⑦胡莹:《“城中村”的文化冲融——以广州市石牌村为例》,《城市问题》2002年第2期;蔡禾,卢俊秀:《制度变迁背景下的社区权力与秩序——基于广州市一个城中村的研究》,《广东社会科学》2007年第6期。
⑧William Isaac Thomas and Florian W.Znaniecki,The Polish Peasant in Europe and America:Monograph of an Immigrant Group,Chicago:University of Chicago Press; Boston:Badger,1918~1920.
⑨Nels Anderson,The Hobo:The Sociology of the Homeless Man,Chicago:University of Chicago Press,1923.
⑩Harvey W.Zorbaugh,The Gold Coast and the Slum:A Sociological Study of Chicago' s Near North Side,Chicago:University of Chicago Press,1929.
(11)Herbert J.Gans,The Urban Villager:Group and Class in the Life of Italian-Americans,New York:Free Press,1962; Gerald D.Suttles,The Social Order of the Slum:Ethnicity and Territory in the Inner City,Chicago:University of Chicago Press,1968.
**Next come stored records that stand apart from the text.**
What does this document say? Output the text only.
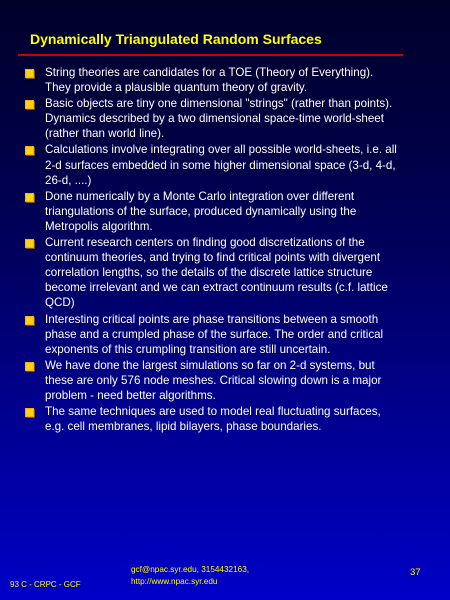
Dynamically Triangulated Random Surfaces
String theories are candidates for a TOE (Theory of Everything). They provide a plausible quantum theory of gravity.
Basic objects are tiny one dimensional "strings" (rather than points). Dynamics described by a two dimensional space-time world-sheet (rather than world line).
Calculations involve integrating over all possible world-sheets, i.e. all 2-d surfaces embedded in some higher dimensional space (3-d, 4-d, 26-d, ....)
Done numerically by a Monte Carlo integration over different triangulations of the surface, produced dynamically using the Metropolis algorithm.
Current research centers on finding good discretizations of the continuum theories, and trying to find critical points with divergent correlation lengths, so the details of the discrete lattice structure become irrelevant and we can extract continuum results (c.f. lattice QCD)
Interesting critical points are phase transitions between a smooth phase and a crumpled phase of the surface. The order and critical exponents of this crumpling transition are still uncertain.
We have done the largest simulations so far on 2-d systems, but these are only 576 node meshes. Critical slowing down is a major problem - need better algorithms.
The same techniques are used to model real fluctuating surfaces, e.g. cell membranes, lipid bilayers, phase boundaries.
93 C - CRPC - GCF
gcf@npac.syr.edu, 3154432163,
http://www.npac.syr.edu
37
(12)朱力:《论农民工阶层的城市适应》,《江海学刊》2002年第6期;符平:《青年农民工的城市适应:实践社会学研究的发现》,《社会》2006年第2期。
(13)风笑天:《落地生根:三峡农村移民的社会适应》,武汉:华中科技大学出版社,2006年。
(14)[英]格里·斯托克:《作为理论的治理:五个论点》,华夏风译,《国际社会科学杂志》(中文版)1999年第1期。
(15)俞可平:《全球治理引论》,《马克思主义与现实》2002年第1期。
(16)徐勇:《县政、乡派、村治:乡村治理的结构性转换》,《江苏社会科学》2002年第2期;何艳玲:《特定事件、治理过程与治理文化》,《华中师范大学学报》(人文社会科学版)2005年第5期。
(17)刘能:《农村流动人口与城市社会安全:理论命题和政策建议》,《江苏行政学院学报》2005年第1期;刘畅:《制度排斥与城市农民工的社会保障问题》,《社会福利》2003年第7期。
(18)为了方便起见,笔者选择所在的北京大学社会学系最近3年来完成的10项硕士论文研究,作为说明的素材。5项研究采取了适应视角:在陈冬雪的论文《漂泊与适应:北京市年轻白领北漂研究》(2007)中,能动的社会行动者就是要去处理漂泊感和不利社会遭遇的年轻白领北漂;在向玉婷的论文《外来女工城市适应的过程和水平》(2008)中,能动的社会行动者就是要去努力适应城市环境的深圳外来女工;在李蔚的论文《同一个屋檐下:北京城乡结合部外来租户居住空间的社会学考察》(2009)中,能动的社会行动者就是要在客居的院落和出租房内努力营造一个属于自己的“家的感觉”的外来租户;在许英康的论文《城市化、住房改变及其对农民日常生活的影响》(2007)中,能动的社会行动者就是努力要去适应居住格局改变所带来的种种变化的常村村民;而在狄雷的论文《外来流动人口聚居区社会形成过程的社会学考察——北京市昌平区沙村的个案研究》(2009)中,能动的社会行动者就是有意无意联合起来,把沙村建设成为一个外来流动人口聚居区的沙村本地村民。另5项研究采取了治理视角:在薛建东的论文《叫停:一种特殊的制度安排》(2009)中,治理采取了“叫停”违章抢建建筑的形式,是深圳“城中村”村民们保护自己利益的一种适应性行为,因此可以归入B类治理的范畴;在李楠的论文《“撤村”:作为一种过程的实践》(2009)中,治理采取的是“撤村建居”的形式,属于国家政治建设的宏大目标,似乎可以归入A类治理的范畴;在接中海的论文《城中村的经济自主——对深圳经济特区“涌村”的考察》(2007)中,治理的形式是启动“城中村改造”,从而为深圳城市建设提供优质土地储备,也可归入A类治理的行列;在秦冰的论文《征地过程背后的权力关系:从征地看乡村文化权力体系的重构》(2007)中,治理采取了国家征用农地的形式(A类治理),最终导致了村庄这一社会行动者的新的适应行为,也即新型保护型经纪的诞生;最后,在黄华贞的论文《被动回应与主动选择:城市化背景下失地农民的保障观念》(2007)中,治理的意图是在完善失地农民的社会保障,因此可被列入C类治理的范畴。